Cennetin Rengi / Reng-e Khoda

Cennetin Rengi ve sonbahar ve yaz. Allah’ın rengi ve beyaz. Ve sinema ve iran. Durmaksızın biran. Ve Muhammed! kurbanın olayım ağlama, bizleri de ağlatacaksın. Şimdi bu filmi nasıl anlatacaksın.

Bu filmi anlatan bir sürü blog ve sözlük varken başka kelam etmeye gerek yoktur zannederim…

 

Film ilk sahneden itibaren “ellerin” filmidir: dokunan, gören, hisseden, bulmaya çalışan, arayan, konuşan, tanımaya ve öğrenmeye çalışan, okuyan, tebessüm eden ve ağlayan… çocuk ellerin. Ve hissedersiniz ki en başından, o eller, mutlaka sonda karşınıza çıkacak ve size hikâyesini anlatacaktır/okutacaktır. Bu elleri hüzünle, ilgiyle, merakla takip edersiniz her karede artık, yazmaktan çok “oku”yan ellerin, ne okuduğunu merak ederek.**

Gözleri görmeyen Muhammed’in elleriyle aradığının kim olduğunu öğrendiğinizde, onun çocuk yüreğinin damla damla ellerine döküldüğünü gördüğünüzde, yüreğiniz kırık bir ayna gibi kırk parçaya ayrıldığında, gören gözlerinize ama okuyamayan ellerinize baktığınızda, ağlarsınız, Muhammed’e değil, kendinize…

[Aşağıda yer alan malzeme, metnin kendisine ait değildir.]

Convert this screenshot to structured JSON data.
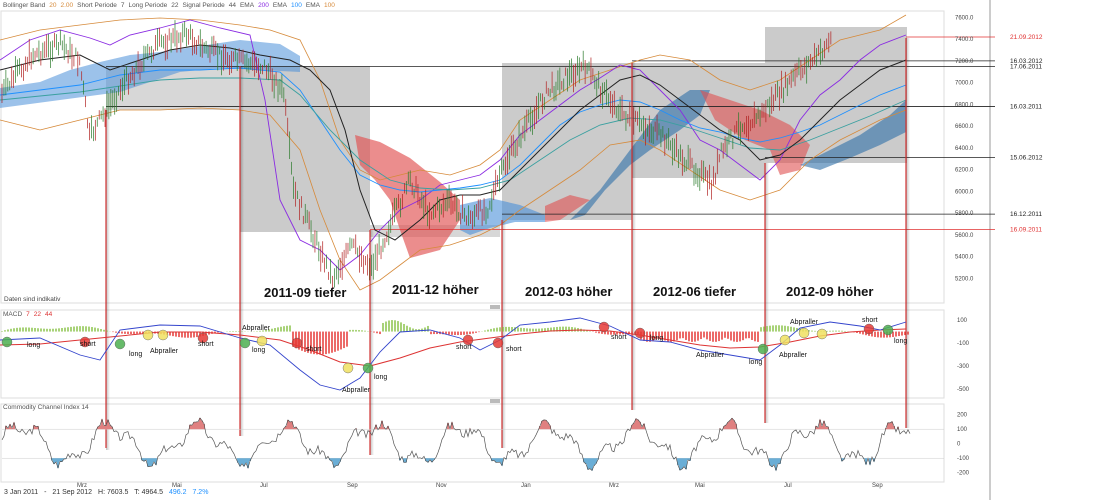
{
  "legend_price": [
    {
      "text": "Bollinger Band",
      "color": "#555555"
    },
    {
      "text": "20",
      "color": "#d68a3a"
    },
    {
      "text": "2.00",
      "color": "#d68a3a"
    },
    {
      "text": "Short Periode",
      "color": "#555555"
    },
    {
      "text": "7",
      "color": "#555555"
    },
    {
      "text": "Long Periode",
      "color": "#555555"
    },
    {
      "text": "22",
      "color": "#555555"
    },
    {
      "text": "Signal Periode",
      "color": "#555555"
    },
    {
      "text": "44",
      "color": "#555555"
    },
    {
      "text": "EMA",
      "color": "#555555"
    },
    {
      "text": "200",
      "color": "#8a2be2"
    },
    {
      "text": "EMA",
      "color": "#555555"
    },
    {
      "text": "100",
      "color": "#1e90ff"
    },
    {
      "text": "EMA",
      "color": "#555555"
    },
    {
      "text": "100",
      "color": "#d68a3a"
    }
  ],
  "macd_legend": [
    {
      "text": "MACD",
      "color": "#555555"
    },
    {
      "text": "7",
      "color": "#d33"
    },
    {
      "text": "22",
      "color": "#d33"
    },
    {
      "text": "44",
      "color": "#d33"
    }
  ],
  "cci_legend": "Commodity Channel Index  14",
  "watermark": "Daten sind indikativ",
  "status_bar": {
    "start": "3 Jan 2011",
    "sep": "-",
    "end": "21 Sep 2012",
    "high": "H: 7603.5",
    "low": "T: 4964.5",
    "change": "496.2",
    "pct": "7.2%"
  },
  "chart_data": {
    "type": "line",
    "title": "",
    "x_labels": [
      "Mrz",
      "Mai",
      "Jul",
      "Sep",
      "Nov",
      "Jan",
      "Mrz",
      "Mai",
      "Jul",
      "Sep"
    ],
    "price_axis": {
      "ticks": [
        "7600.0",
        "7400.0",
        "7200.0",
        "7000.0",
        "6800.0",
        "6600.0",
        "6400.0",
        "6200.0",
        "6000.0",
        "5800.0",
        "5600.0",
        "5400.0",
        "5200.0"
      ],
      "ylim": [
        5000,
        7650
      ]
    },
    "macd_axis": {
      "ticks": [
        "100",
        "-100",
        "-300",
        "-500"
      ],
      "ylim": [
        -560,
        170
      ]
    },
    "cci_axis": {
      "ticks": [
        "200",
        "100",
        "0",
        "-100",
        "-200"
      ],
      "ylim": [
        -250,
        260
      ]
    },
    "horizontal_levels": [
      {
        "label": "21.09.2012",
        "value": 7420,
        "color": "#e03030"
      },
      {
        "label": "16.03.2012",
        "value": 7200,
        "color": "#222222"
      },
      {
        "label": "17.06.2011",
        "value": 7150,
        "color": "#222222"
      },
      {
        "label": "16.03.2011",
        "value": 6780,
        "color": "#222222"
      },
      {
        "label": "15.06.2012",
        "value": 6310,
        "color": "#222222"
      },
      {
        "label": "16.12.2011",
        "value": 5790,
        "color": "#222222"
      },
      {
        "label": "16.09.2011",
        "value": 5650,
        "color": "#e03030"
      }
    ],
    "period_labels": [
      "2011-09 tiefer",
      "2011-12 höher",
      "2012-03 höher",
      "2012-06 tiefer",
      "2012-09 höher"
    ],
    "signal_annotations": [
      "long",
      "short",
      "long",
      "Abpraller",
      "short",
      "Abpraller",
      "long",
      "short",
      "long",
      "Abpraller",
      "short",
      "short",
      "short",
      "Abpraller",
      "long",
      "long",
      "Abpraller",
      "Abpraller",
      "short",
      "long"
    ],
    "price_series": [
      {
        "x": 0,
        "y": 6900
      },
      {
        "x": 0.03,
        "y": 7250
      },
      {
        "x": 0.06,
        "y": 7350
      },
      {
        "x": 0.08,
        "y": 7200
      },
      {
        "x": 0.09,
        "y": 6500
      },
      {
        "x": 0.1,
        "y": 6650
      },
      {
        "x": 0.13,
        "y": 7050
      },
      {
        "x": 0.16,
        "y": 7350
      },
      {
        "x": 0.19,
        "y": 7450
      },
      {
        "x": 0.21,
        "y": 7300
      },
      {
        "x": 0.24,
        "y": 7200
      },
      {
        "x": 0.27,
        "y": 7150
      },
      {
        "x": 0.29,
        "y": 6900
      },
      {
        "x": 0.3,
        "y": 6000
      },
      {
        "x": 0.32,
        "y": 5600
      },
      {
        "x": 0.34,
        "y": 5200
      },
      {
        "x": 0.36,
        "y": 5500
      },
      {
        "x": 0.38,
        "y": 5300
      },
      {
        "x": 0.4,
        "y": 5700
      },
      {
        "x": 0.42,
        "y": 6100
      },
      {
        "x": 0.44,
        "y": 5800
      },
      {
        "x": 0.46,
        "y": 5900
      },
      {
        "x": 0.48,
        "y": 5750
      },
      {
        "x": 0.5,
        "y": 5850
      },
      {
        "x": 0.52,
        "y": 6300
      },
      {
        "x": 0.54,
        "y": 6600
      },
      {
        "x": 0.56,
        "y": 6900
      },
      {
        "x": 0.58,
        "y": 7050
      },
      {
        "x": 0.6,
        "y": 7150
      },
      {
        "x": 0.62,
        "y": 6900
      },
      {
        "x": 0.64,
        "y": 6700
      },
      {
        "x": 0.66,
        "y": 6600
      },
      {
        "x": 0.68,
        "y": 6500
      },
      {
        "x": 0.7,
        "y": 6300
      },
      {
        "x": 0.72,
        "y": 6150
      },
      {
        "x": 0.73,
        "y": 6050
      },
      {
        "x": 0.74,
        "y": 6350
      },
      {
        "x": 0.76,
        "y": 6600
      },
      {
        "x": 0.78,
        "y": 6700
      },
      {
        "x": 0.8,
        "y": 6900
      },
      {
        "x": 0.82,
        "y": 7100
      },
      {
        "x": 0.84,
        "y": 7250
      },
      {
        "x": 0.855,
        "y": 7420
      }
    ]
  }
}
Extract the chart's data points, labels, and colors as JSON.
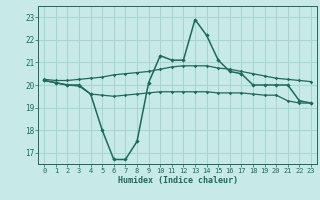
{
  "xlabel": "Humidex (Indice chaleur)",
  "background_color": "#c8eae6",
  "grid_color": "#a8d4d0",
  "line_color": "#1a6b5a",
  "x": [
    0,
    1,
    2,
    3,
    4,
    5,
    6,
    7,
    8,
    9,
    10,
    11,
    12,
    13,
    14,
    15,
    16,
    17,
    18,
    19,
    20,
    21,
    22,
    23
  ],
  "line1": [
    20.2,
    20.1,
    20.0,
    19.95,
    19.6,
    19.55,
    19.5,
    19.55,
    19.6,
    19.65,
    19.7,
    19.7,
    19.7,
    19.7,
    19.7,
    19.65,
    19.65,
    19.65,
    19.6,
    19.55,
    19.55,
    19.3,
    19.2,
    19.2
  ],
  "line2": [
    20.2,
    20.1,
    20.0,
    20.0,
    19.6,
    18.0,
    16.7,
    16.7,
    17.5,
    20.1,
    21.3,
    21.1,
    21.1,
    22.9,
    22.2,
    21.1,
    20.6,
    20.5,
    20.0,
    20.0,
    20.0,
    20.0,
    19.3,
    19.2
  ],
  "line3": [
    20.25,
    20.2,
    20.2,
    20.25,
    20.3,
    20.35,
    20.45,
    20.5,
    20.55,
    20.6,
    20.7,
    20.8,
    20.85,
    20.85,
    20.85,
    20.75,
    20.7,
    20.6,
    20.5,
    20.4,
    20.3,
    20.25,
    20.2,
    20.15
  ],
  "ylim": [
    16.5,
    23.5
  ],
  "yticks": [
    17,
    18,
    19,
    20,
    21,
    22,
    23
  ],
  "xlim": [
    -0.5,
    23.5
  ]
}
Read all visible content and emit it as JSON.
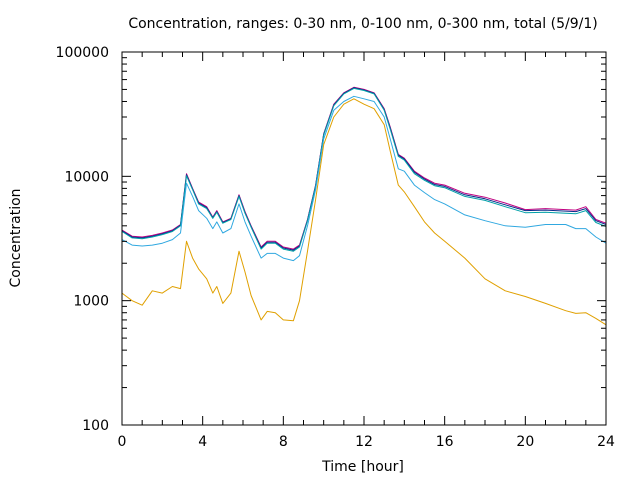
{
  "chart_data": {
    "type": "line",
    "title": "Concentration, ranges: 0-30 nm, 0-100 nm, 0-300 nm, total (5/9/1)",
    "xlabel": "Time [hour]",
    "ylabel": "Concentration",
    "xlim": [
      0,
      24
    ],
    "ylim": [
      100,
      100000
    ],
    "yscale": "log",
    "grid": false,
    "x_ticks": [
      0,
      4,
      8,
      12,
      16,
      20,
      24
    ],
    "x_tick_labels": [
      "0",
      "4",
      "8",
      "12",
      "16",
      "20",
      "24"
    ],
    "y_ticks": [
      100,
      1000,
      10000,
      100000
    ],
    "y_tick_labels": [
      "100",
      "1000",
      "10000",
      "100000"
    ],
    "x": [
      0,
      0.5,
      1,
      1.5,
      2,
      2.5,
      2.9,
      3.2,
      3.5,
      3.8,
      4.2,
      4.5,
      4.7,
      5,
      5.4,
      5.8,
      6.1,
      6.4,
      6.9,
      7.2,
      7.6,
      8,
      8.5,
      8.8,
      9.2,
      9.6,
      10,
      10.5,
      11,
      11.5,
      12,
      12.5,
      13,
      13.3,
      13.7,
      14,
      14.5,
      15,
      15.5,
      16,
      17,
      18,
      19,
      20,
      21,
      22,
      22.5,
      23,
      23.5,
      24
    ],
    "series": [
      {
        "color": "#c00080",
        "values": [
          3700,
          3300,
          3250,
          3350,
          3500,
          3700,
          4100,
          10500,
          8000,
          6200,
          5700,
          4700,
          5300,
          4300,
          4600,
          7100,
          5200,
          4000,
          2700,
          3000,
          3000,
          2700,
          2600,
          2800,
          4500,
          8500,
          22000,
          38000,
          47000,
          52000,
          50000,
          47000,
          35000,
          25000,
          15000,
          14000,
          11000,
          9700,
          8800,
          8500,
          7300,
          6800,
          6100,
          5400,
          5500,
          5400,
          5350,
          5700,
          4500,
          4200
        ]
      },
      {
        "color": "#0a2a8a",
        "values": [
          3650,
          3250,
          3200,
          3300,
          3450,
          3650,
          4050,
          10300,
          7900,
          6100,
          5600,
          4650,
          5200,
          4250,
          4550,
          7000,
          5100,
          3950,
          2650,
          2950,
          2950,
          2650,
          2550,
          2750,
          4450,
          8400,
          21800,
          37500,
          46500,
          51500,
          49500,
          46500,
          34500,
          24500,
          14800,
          13800,
          10800,
          9500,
          8600,
          8300,
          7100,
          6600,
          5900,
          5300,
          5350,
          5250,
          5200,
          5500,
          4400,
          4100
        ]
      },
      {
        "color": "#00a0a8",
        "values": [
          3600,
          3200,
          3150,
          3250,
          3400,
          3600,
          4000,
          10100,
          7800,
          6000,
          5500,
          4600,
          5150,
          4200,
          4500,
          6900,
          5050,
          3900,
          2600,
          2900,
          2900,
          2600,
          2500,
          2700,
          4400,
          8300,
          21500,
          37000,
          46000,
          51000,
          49000,
          46000,
          34000,
          24000,
          14500,
          13500,
          10500,
          9300,
          8400,
          8100,
          6900,
          6400,
          5700,
          5100,
          5150,
          5050,
          5000,
          5300,
          4250,
          3950
        ]
      },
      {
        "color": "#30a8e0",
        "values": [
          3100,
          2800,
          2750,
          2800,
          2900,
          3100,
          3500,
          8800,
          6900,
          5300,
          4600,
          3800,
          4300,
          3500,
          3800,
          6000,
          4300,
          3300,
          2200,
          2400,
          2400,
          2200,
          2100,
          2300,
          4000,
          7800,
          20000,
          34000,
          40000,
          44000,
          42000,
          40000,
          30000,
          20000,
          11500,
          11000,
          8500,
          7400,
          6500,
          6000,
          4900,
          4400,
          4000,
          3900,
          4100,
          4100,
          3800,
          3800,
          3250,
          2900
        ]
      },
      {
        "color": "#e0a000",
        "values": [
          1150,
          1000,
          920,
          1200,
          1150,
          1300,
          1250,
          3000,
          2200,
          1800,
          1500,
          1150,
          1300,
          950,
          1150,
          2500,
          1700,
          1100,
          700,
          820,
          800,
          700,
          690,
          1000,
          2500,
          6500,
          18000,
          30000,
          38000,
          42000,
          38000,
          35000,
          26000,
          16000,
          8500,
          7500,
          5700,
          4300,
          3500,
          3000,
          2200,
          1500,
          1200,
          1080,
          950,
          830,
          790,
          800,
          720,
          640
        ]
      }
    ]
  }
}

Kimse beni sevmiyor. Ninem bile! Kör olduğum için herkes benden kaçıyor. Eğer görebilseydim diğer çocuklarla birlikte köy okuluna devam edebilirdim, ama dünyanın ta öbür ucundaki körler okuluna gitmek zorundayım. Öğretmenimiz, Allah’ın bizleri diğer kullarından daha çok sevdiğini söylüyor, ama ben de diyorum ki, madem öyle, bizi kör yaratmazdı ki böylece O’nu görebilelim.

Öğretmenimiz dedi ki: ‘Allah görünmezdir. O her yerdedir. O’nu hissedebilirsin.

O’nu parmağının ucunu kullanarak görebilirsin.’

Allah’ı bulana kadar ellerimle her yere dokunacağım ve bulduğumda da, kalbimin bütün sırları dâhil, her şeyi anlatacağım.”